To me, it sounds too--pardon the expression--black and white, sort of a sweeping generalization. Do you agree or disagree with this statement?

Pam
 
Disagree. Lincoln probably would not shine as brightly - crisis called for him to rise to the occasion and rise he did - but I doubt he'd be "Who?"

Too hard to tell though. What would have happened worth noting if not for the Civil War is a hard question to answer.
 
I was browsing through the NY Times articles archives on Civil War-related topics and came on an editorial by Henry Louis Gates, Jr. entitled "A Pragmatic Precedent," comparing Lincoln and Obama. A line from the article caught my attention:

"A peacetime Lincoln would have been no Lincoln at all."

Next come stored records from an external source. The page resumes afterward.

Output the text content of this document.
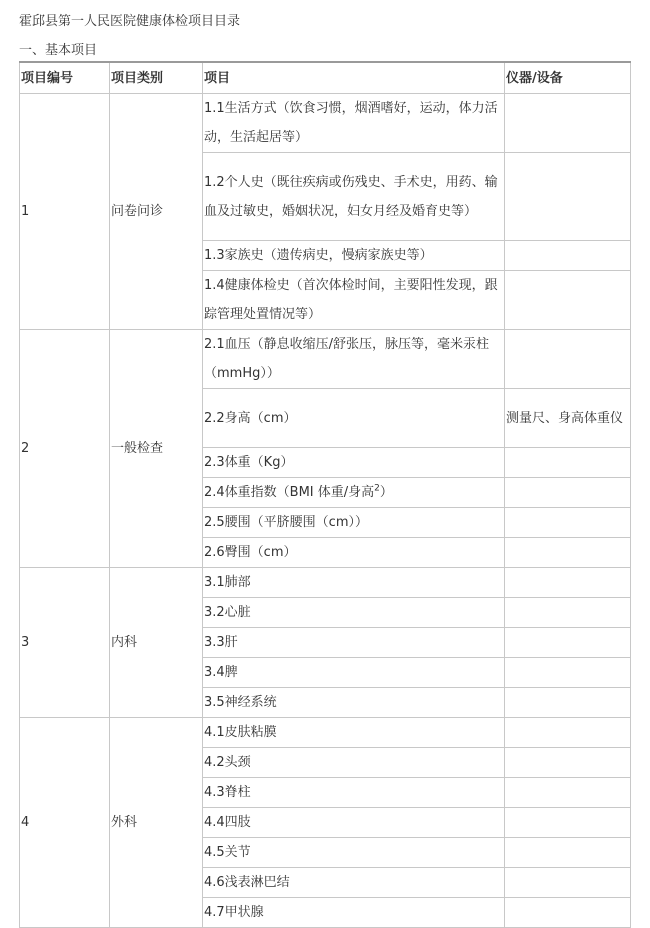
霍邱县第一人民医院健康体检项目目录
一、基本项目
项目编号	项目类别	项目	仪器/设备
1	问卷问诊	1.1生活方式（饮食习惯，烟酒嗜好，运动，体力活动，生活起居等）	
		1.2个人史（既往疾病或伤残史、手术史，用药、输血及过敏史，婚姻状况，妇女月经及婚育史等）	
		1.3家族史（遗传病史，慢病家族史等）	
		1.4健康体检史（首次体检时间，主要阳性发现，跟踪管理处置情况等）	
2	一般检查	2.1血压（静息收缩压/舒张压，脉压等，毫米汞柱（mmHg））	
		2.2身高（cm）	测量尺、身高体重仪
		2.3体重（Kg）	
		2.4体重指数（BMI 体重/身高$^2$）	
		2.5腰围（平脐腰围（cm））	
		2.6臀围（cm）	
3	内科	3.1肺部	
		3.2心脏	
		3.3肝	
		3.4脾	
		3.5神经系统	
4	外科	4.1皮肤粘膜	
		4.2头颈	
		4.3脊柱	
		4.4四肢	
		4.5关节	
		4.6浅表淋巴结	
		4.7甲状腺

To me, it sounds too--pardon the expression--black and white, sort of a sweeping generalization. Do you agree or disagree with this statement?

Pam
I wonder what the good professor bases his opinion on here? Speculation? Clairvoyance? He does have a Ph.D in English, but not in History.
 
As I recall from the article (don't have it here in front of me), he was trying to make the point that a president needs a national "trial by fire" of sorts, such as Lincoln had the Civil War, in order to be hailed as a great leader. In the comparison between Obama and Lincoln, Gates wasn't saying he wished that on Obama, just that that was his opinion (not mine).

Pam
 
"A peacetime Lincoln would have been no Lincoln at all."
Pam

I think the author's kind of putting himself out on a limb to some extent, with no way of knowing what kind of crises would confront Lincoln. The country being as young as it was in 1860, and as small as it was, there are probably numerous domestic, economic, foreign predicaments besides civil war that could have befallen it. Maybe a more established foreign power would want to test this new form of government again, and in an imperialistic impulse, knowing what a small army the young country had for its defense, attack it and try to conquer it.

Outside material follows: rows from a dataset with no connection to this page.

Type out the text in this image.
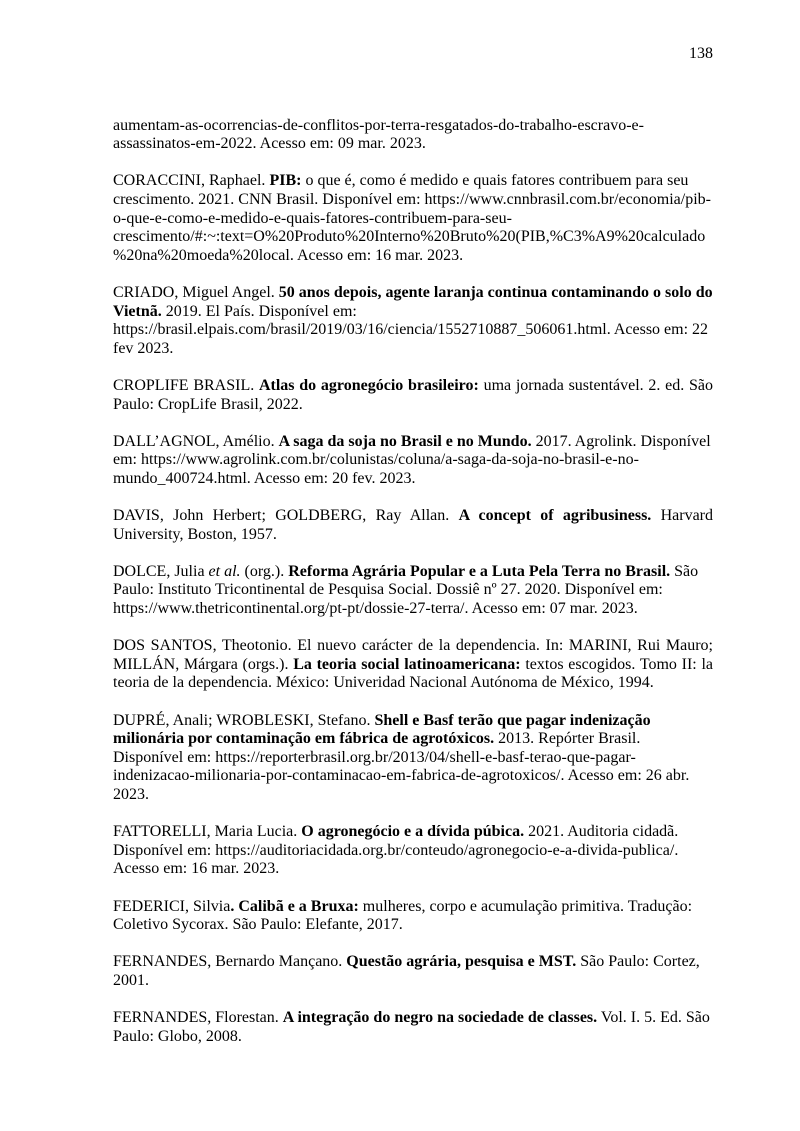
138

aumentam-as-ocorrencias-de-conflitos-por-terra-resgatados-do-trabalho-escravo-e-assassinatos-em-2022. Acesso em: 09 mar. 2023.

CORACCINI, Raphael. PIB: o que é, como é medido e quais fatores contribuem para seu crescimento. 2021. CNN Brasil. Disponível em: https://www.cnnbrasil.com.br/economia/pib-o-que-e-como-e-medido-e-quais-fatores-contribuem-para-seu-crescimento/#:~:text=O%20Produto%20Interno%20Bruto%20(PIB,%C3%A9%20calculado%20na%20moeda%20local. Acesso em: 16 mar. 2023.

CRIADO, Miguel Angel. 50 anos depois, agente laranja continua contaminando o solo do Vietnã. 2019. El País. Disponível em: https://brasil.elpais.com/brasil/2019/03/16/ciencia/1552710887_506061.html. Acesso em: 22 fev 2023.

CROPLIFE BRASIL. Atlas do agronegócio brasileiro: uma jornada sustentável. 2. ed. São Paulo: CropLife Brasil, 2022.

DALL’AGNOL, Amélio. A saga da soja no Brasil e no Mundo. 2017. Agrolink. Disponível em: https://www.agrolink.com.br/colunistas/coluna/a-saga-da-soja-no-brasil-e-no-mundo_400724.html. Acesso em: 20 fev. 2023.

DAVIS, John Herbert; GOLDBERG, Ray Allan. A concept of agribusiness. Harvard University, Boston, 1957.

DOLCE, Julia et al. (org.). Reforma Agrária Popular e a Luta Pela Terra no Brasil. São Paulo: Instituto Tricontinental de Pesquisa Social. Dossiê nº 27. 2020. Disponível em: https://www.thetricontinental.org/pt-pt/dossie-27-terra/. Acesso em: 07 mar. 2023.

DOS SANTOS, Theotonio. El nuevo carácter de la dependencia. In: MARINI, Rui Mauro; MILLÁN, Márgara (orgs.). La teoria social latinoamericana: textos escogidos. Tomo II: la teoria de la dependencia. México: Univeridad Nacional Autónoma de México, 1994.

DUPRÉ, Anali; WROBLESKI, Stefano. Shell e Basf terão que pagar indenização milionária por contaminação em fábrica de agrotóxicos. 2013. Repórter Brasil. Disponível em: https://reporterbrasil.org.br/2013/04/shell-e-basf-terao-que-pagar-indenizacao-milionaria-por-contaminacao-em-fabrica-de-agrotoxicos/. Acesso em: 26 abr. 2023.

FATTORELLI, Maria Lucia. O agronegócio e a dívida púbica. 2021. Auditoria cidadã. Disponível em: https://auditoriacidada.org.br/conteudo/agronegocio-e-a-divida-publica/. Acesso em: 16 mar. 2023.

FEDERICI, Silvia. Calibã e a Bruxa: mulheres, corpo e acumulação primitiva. Tradução: Coletivo Sycorax. São Paulo: Elefante, 2017.

FERNANDES, Bernardo Mançano. Questão agrária, pesquisa e MST. São Paulo: Cortez, 2001.

FERNANDES, Florestan. A integração do negro na sociedade de classes. Vol. I. 5. Ed. São Paulo: Globo, 2008.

Regardless of the problem or catastrophy Lincoln would have stepped up and been able to 'Lincolnize' the problem, bring the Lincoln intellect, knowledge, communication skills, patience, to the table, just as he did for the Union in its ordeal.

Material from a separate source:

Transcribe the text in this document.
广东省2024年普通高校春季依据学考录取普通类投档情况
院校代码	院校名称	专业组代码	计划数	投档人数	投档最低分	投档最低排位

Freddy's right the prof can only speculate, and it's quite easy to hypothesize 150 years after the fact and try to guess what kind of president Lincoln would have been without the rebellion. I mean, who's going to say he's wrong? The best we can do is speculate too.







Lee
 
Well, I suppose you could say that we would only notice he was a great leader if something happened that showed those qualties - to quote Scott Adams: "(T)he only reason for leadership is to convince people to do things that are either dangerous (like invading another country) or stupid (working hard without extra pay)." (Don't Step in the Leadership was published in 1999, for the curious).

That being said, that doesn't mean Lincoln wouldn't do anything worth being remembered for, which was the initial impression I had of what he (Gates) meant.
 
This is supposition, of course, but I think that war or no war, Lincoln would have managed to put an end to slavery, and for that he would have been, and always will be, remembered.